In the First Session of the 129th Legislature, lawmakers passed new minimum salary requirements for teachers. Now, this proposal suggests lawmakers consider requiring municipalities to pay a minimum wage for school support staff. Depending on whether it is the state or school districts that will front the cost, this proposal could increase property taxes at the municipal level or expenditures and tax collections at the state level.

LR: 2780 — An Act To Increase the Minimum Wage

Further increases to the minimum wage would be harmful to Maine businesses and low-skill workers, who are always the first casualty when the government artificially raises wages. What’s humorous is that some lawmakers want to raise the minimum wage before our last minimum wage increase from the 2016 ballot initiative is fully implemented.

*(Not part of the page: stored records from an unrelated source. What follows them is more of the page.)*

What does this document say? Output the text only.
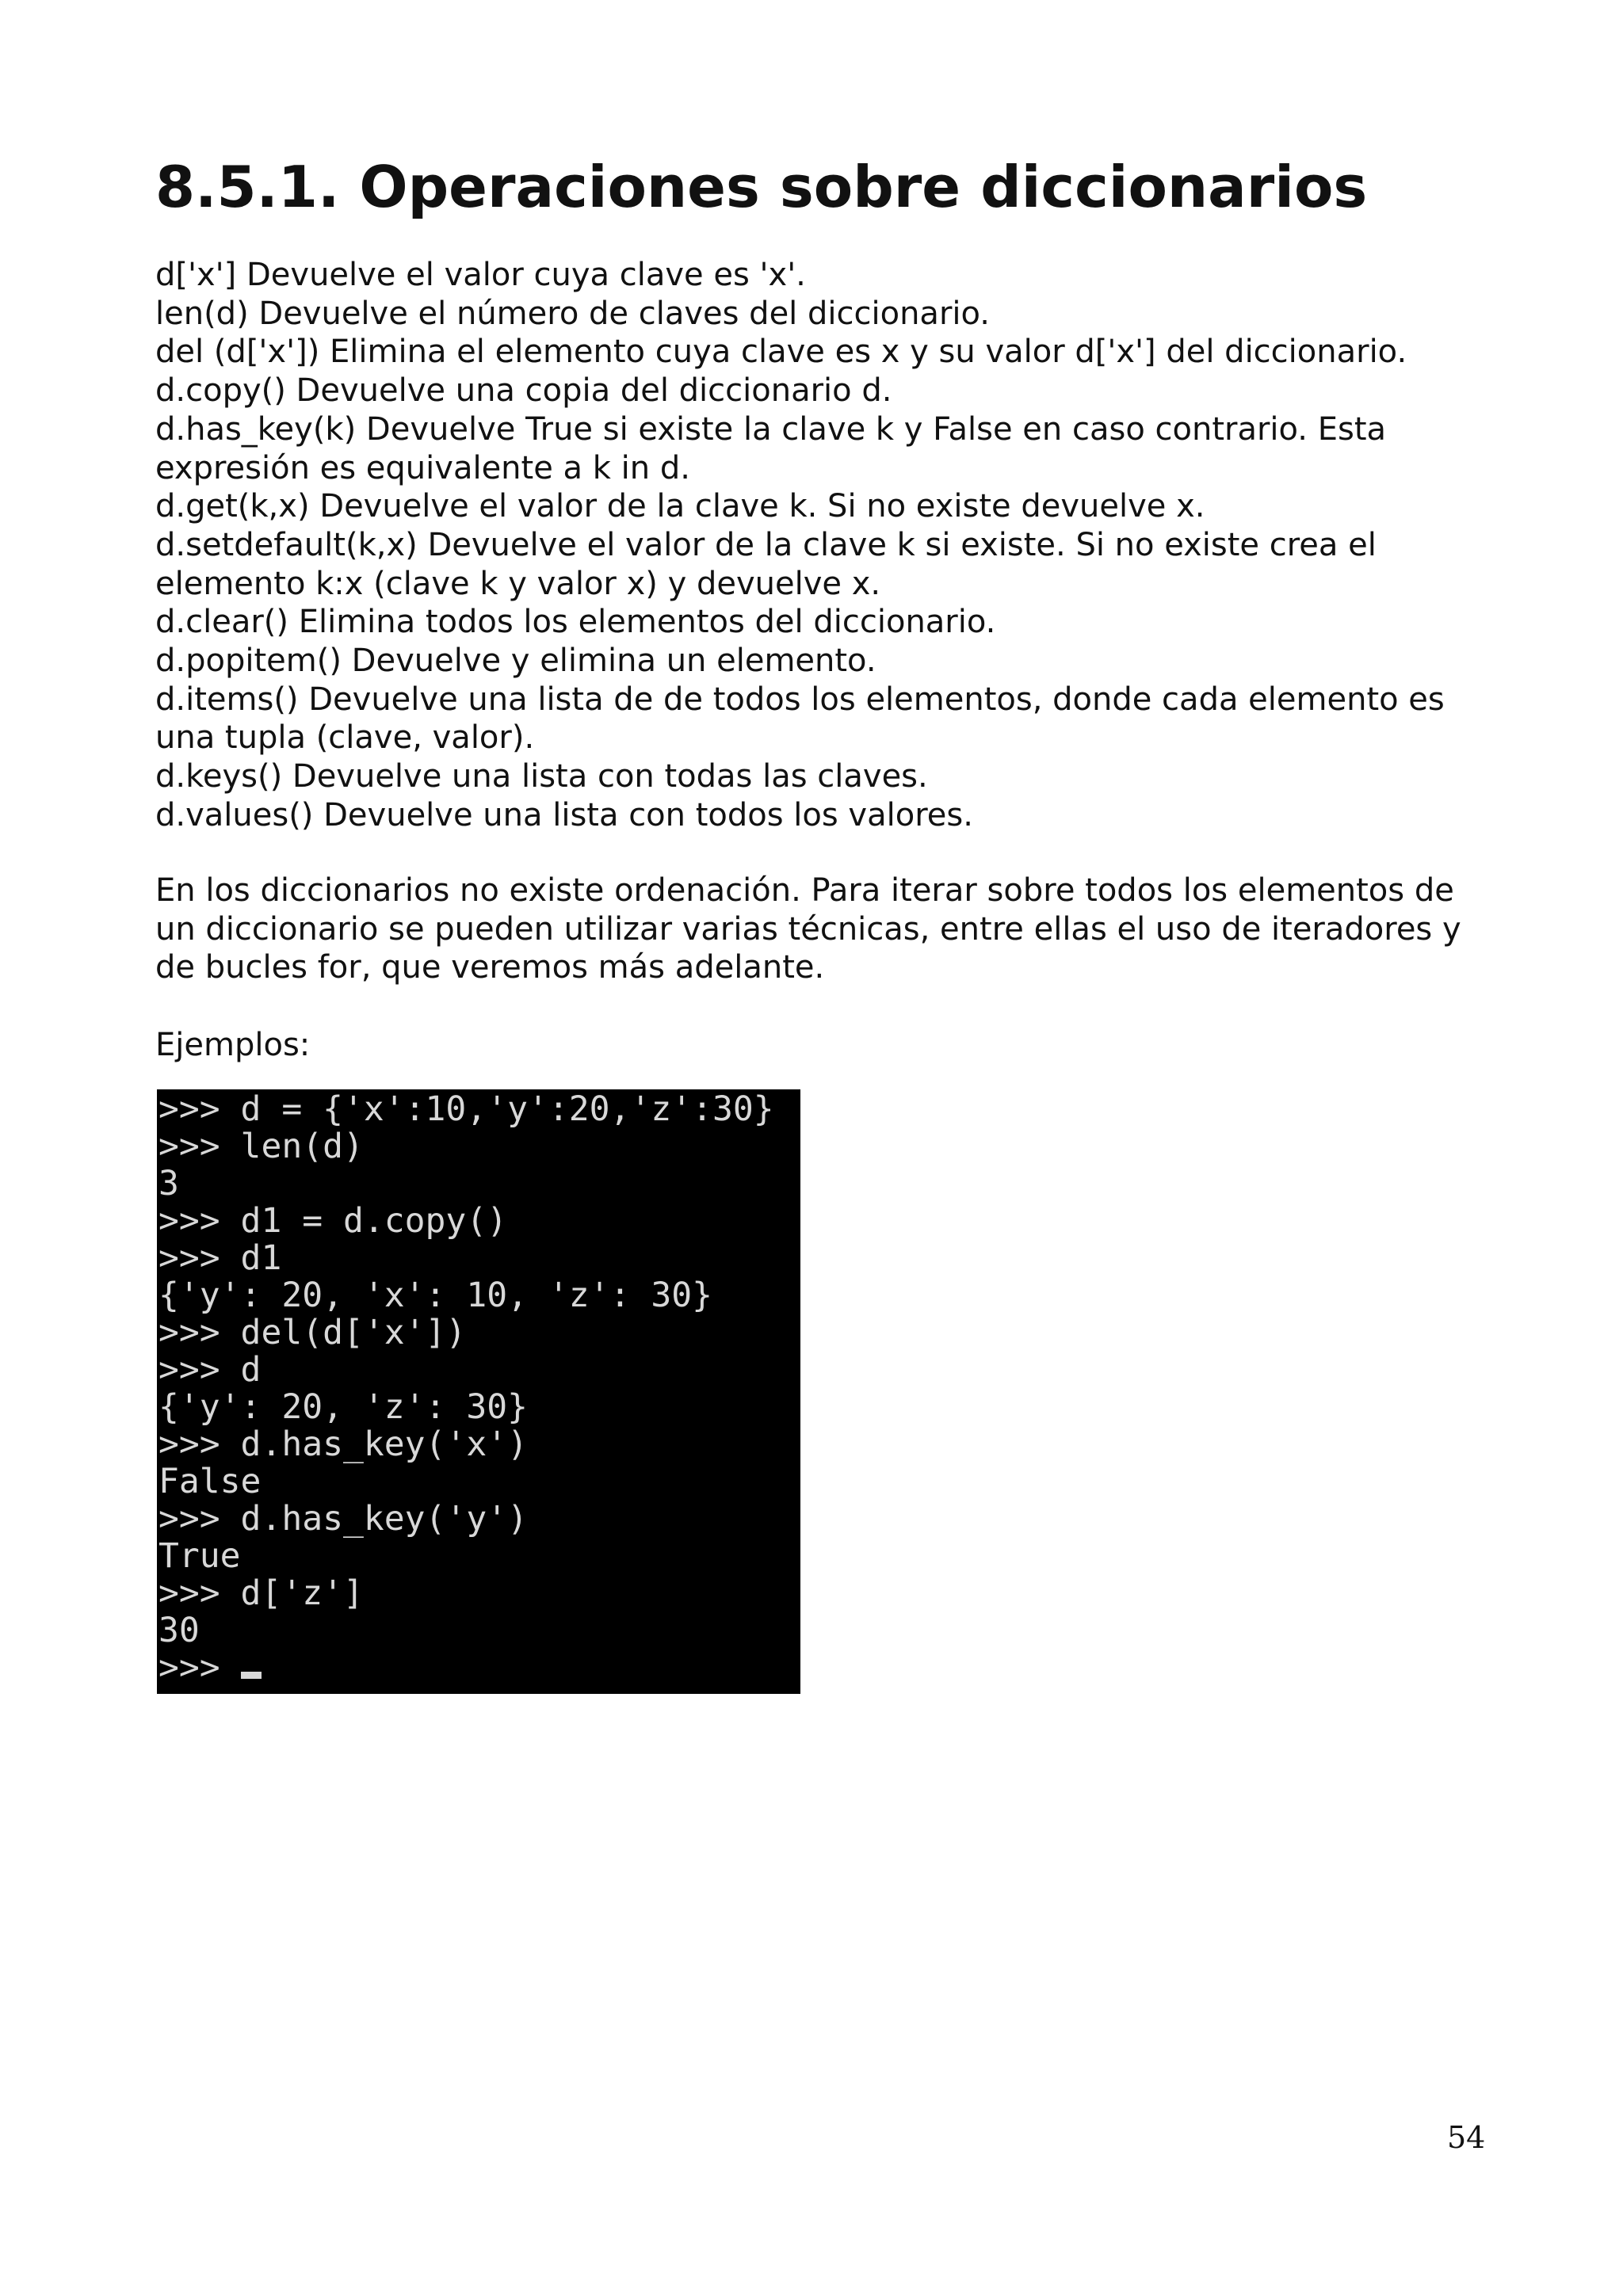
8.5.1. Operaciones sobre diccionarios
d['x'] Devuelve el valor cuya clave es 'x'.
len(d) Devuelve el número de claves del diccionario.
del (d['x']) Elimina el elemento cuya clave es x y su valor d['x'] del diccionario.
d.copy() Devuelve una copia del diccionario d.
d.has_key(k) Devuelve True si existe la clave k y False en caso contrario. Esta expresión es equivalente a k in d.
d.get(k,x) Devuelve el valor de la clave k. Si no existe devuelve x.
d.setdefault(k,x) Devuelve el valor de la clave k si existe. Si no existe crea el elemento k:x (clave k y valor x) y devuelve x.
d.clear() Elimina todos los elementos del diccionario.
d.popitem() Devuelve y elimina un elemento.
d.items() Devuelve una lista de de todos los elementos, donde cada elemento es una tupla (clave, valor).
d.keys() Devuelve una lista con todas las claves.
d.values() Devuelve una lista con todos los valores.

En los diccionarios no existe ordenación. Para iterar sobre todos los elementos de un diccionario se pueden utilizar varias técnicas, entre ellas el uso de iteradores y de bucles for, que veremos más adelante.

Ejemplos:

>>> d = {'x':10,'y':20,'z':30}
>>> len(d)
3
>>> d1 = d.copy()
>>> d1
{'y': 20, 'x': 10, 'z': 30}
>>> del(d['x'])
>>> d
{'y': 20, 'z': 30}
>>> d.has_key('x')
False
>>> d.has_key('y')
True
>>> d['z']
30
>>>
54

LR: 2804 — An Act To Require the Installation of Solar Panels on or Adjacent to State-owned Buildings

LR 2804 would require solar panels to be installed on or near state-owned buildings. While this approach may reduce carbon emissions in Maine, it could be more costly than other alternatives. It would be irresponsible to cater to a single industry when using taxpayer dollars. Instead, the State of Maine should be trying to identify the cheapest and cleanest option to reduce carbon emissions and save money for taxpayers. 

LR: 2809 — An Act To Provide Revenue Sharing for Counties

LR 2809 would likely extend the revenue sharing program to Maine’s 16 counties. Currently, the State of Maine allocates state revenue to municipalities based on their state valuation, tax assessments and municipal populations. The goal of the revenue sharing program is to reduce the property tax burden on Maine taxpayers. However, a 2015 report from The Maine Heritage Policy Center shows increases to revenue sharing do not reflect decreases to property taxes. 

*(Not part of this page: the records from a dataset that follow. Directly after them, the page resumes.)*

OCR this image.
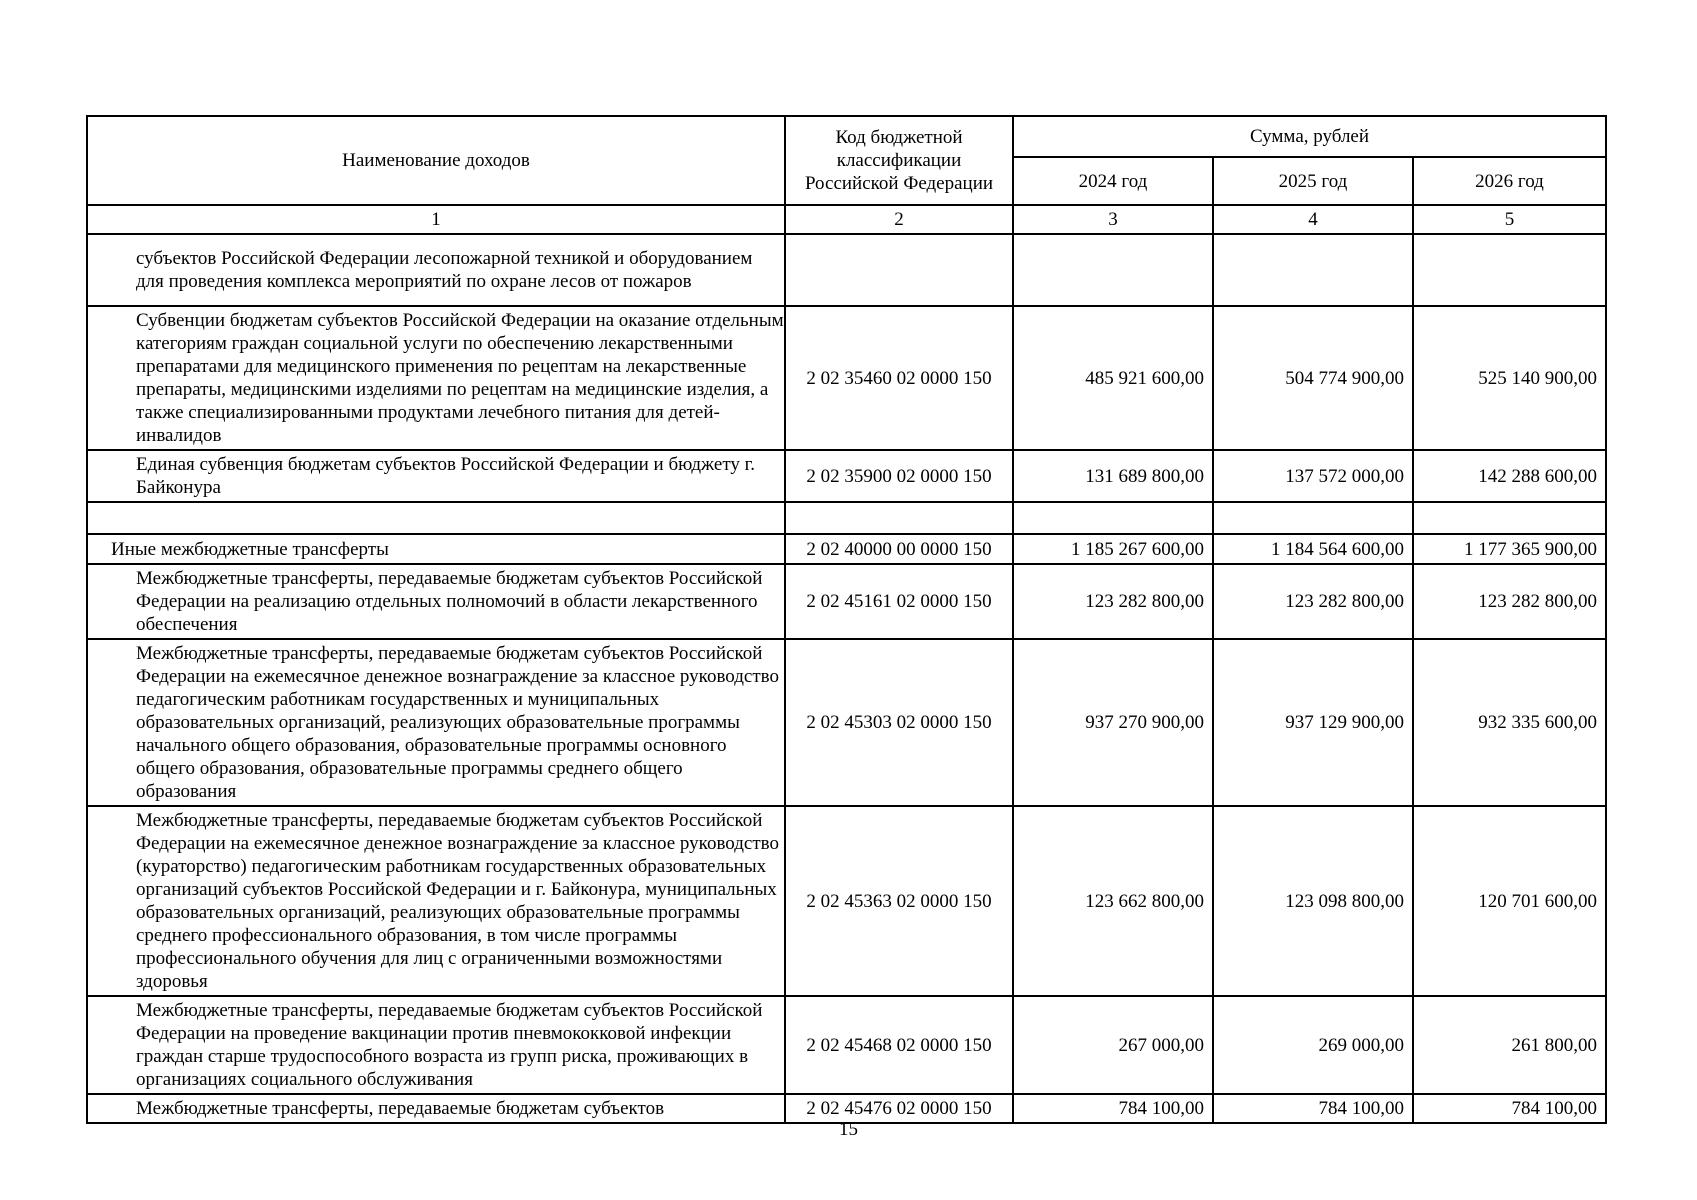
Наименование доходов	Код бюджетной классификации Российской Федерации	Сумма, рублей		
		2024 год	2025 год	2026 год
1	2	3	4	5
субъектов Российской Федерации лесопожарной техникой и оборудованием для проведения комплекса мероприятий по охране лесов от пожаров				
Субвенции бюджетам субъектов Российской Федерации на оказание отдельным категориям граждан социальной услуги по обеспечению лекарственными препаратами для медицинского применения по рецептам на лекарственные препараты, медицинскими изделиями по рецептам на медицинские изделия, а также специализированными продуктами лечебного питания для детей-инвалидов	2 02 35460 02 0000 150	485 921 600,00	504 774 900,00	525 140 900,00
Единая субвенция бюджетам субъектов Российской Федерации и бюджету г. Байконура	2 02 35900 02 0000 150	131 689 800,00	137 572 000,00	142 288 600,00

Иные межбюджетные трансферты	2 02 40000 00 0000 150	1 185 267 600,00	1 184 564 600,00	1 177 365 900,00
Межбюджетные трансферты, передаваемые бюджетам субъектов Российской Федерации на реализацию отдельных полномочий в области лекарственного обеспечения	2 02 45161 02 0000 150	123 282 800,00	123 282 800,00	123 282 800,00
Межбюджетные трансферты, передаваемые бюджетам субъектов Российской Федерации на ежемесячное денежное вознаграждение за классное руководство педагогическим работникам государственных и муниципальных образовательных организаций, реализующих образовательные программы начального общего образования, образовательные программы основного общего образования, образовательные программы среднего общего образования	2 02 45303 02 0000 150	937 270 900,00	937 129 900,00	932 335 600,00
Межбюджетные трансферты, передаваемые бюджетам субъектов Российской Федерации на ежемесячное денежное вознаграждение за классное руководство (кураторство) педагогическим работникам государственных образовательных организаций субъектов Российской Федерации и г. Байконура, муниципальных образовательных организаций, реализующих образовательные программы среднего профессионального образования, в том числе программы профессионального обучения для лиц с ограниченными возможностями здоровья	2 02 45363 02 0000 150	123 662 800,00	123 098 800,00	120 701 600,00
Межбюджетные трансферты, передаваемые бюджетам субъектов Российской Федерации на проведение вакцинации против пневмококковой инфекции граждан старше трудоспособного возраста из групп риска, проживающих в организациях социального обслуживания	2 02 45468 02 0000 150	267 000,00	269 000,00	261 800,00
Межбюджетные трансферты, передаваемые бюджетам субъектов	2 02 45476 02 0000 150	784 100,00	784 100,00	784 100,00
15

LR: 2844 —  An Act To Extend to Other Public Sector Employees the Same Protections Provided to State Employees upon the Expiration of Contracts

This proposal would likely be an extension of LD 1546, passed in the First Session, which ensures state employees remain eligible for and receive merit pay increases when their contracts expire. LR 2844 would likely extend this benefit to all public employees.

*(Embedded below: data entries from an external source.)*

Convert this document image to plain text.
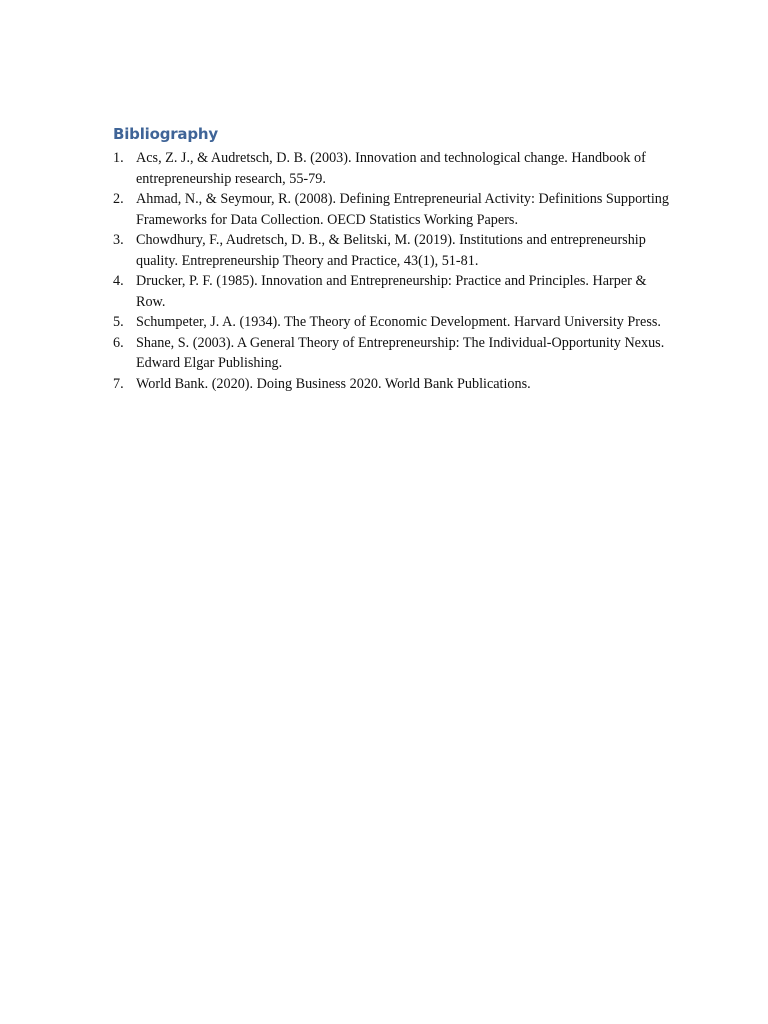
Bibliography
1. Acs, Z. J., & Audretsch, D. B. (2003). Innovation and technological change. Handbook of entrepreneurship research, 55-79.
2. Ahmad, N., & Seymour, R. (2008). Defining Entrepreneurial Activity: Definitions Supporting Frameworks for Data Collection. OECD Statistics Working Papers.
3. Chowdhury, F., Audretsch, D. B., & Belitski, M. (2019). Institutions and entrepreneurship quality. Entrepreneurship Theory and Practice, 43(1), 51-81.
4. Drucker, P. F. (1985). Innovation and Entrepreneurship: Practice and Principles. Harper & Row.
5. Schumpeter, J. A. (1934). The Theory of Economic Development. Harvard University Press.
6. Shane, S. (2003). A General Theory of Entrepreneurship: The Individual-Opportunity Nexus. Edward Elgar Publishing.
7. World Bank. (2020). Doing Business 2020. World Bank Publications.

This proposal is unnecessary because collective bargaining agents can already negotiate with public employers to ensure employees remain eligible and receive merit increases to their pay when a contract expires. In addition, LR 2844 gives collective bargaining agents an upper-hand in negotiations because it is one less item they would need to negotiate with the employer.

LR: 2941 — An Act To Provide for Fairer Taxation for Middle-income and Lower-income Earners

LR 2941 alludes to creating a more progressive tax system in Maine. The best avenue to provide for fairer taxation of middle- and lower-income earners is to eliminate the income tax altogether.

“Tax the rich” schemes serve to make Maine less competitive with other states and divide people by income, neither of which is productive for Maine’s economy.

There is no question that some of these bills are necessary, but lawmakers should ask themselves if these proposals truly rise to the level of an emergency as outlined in the Maine Constitution.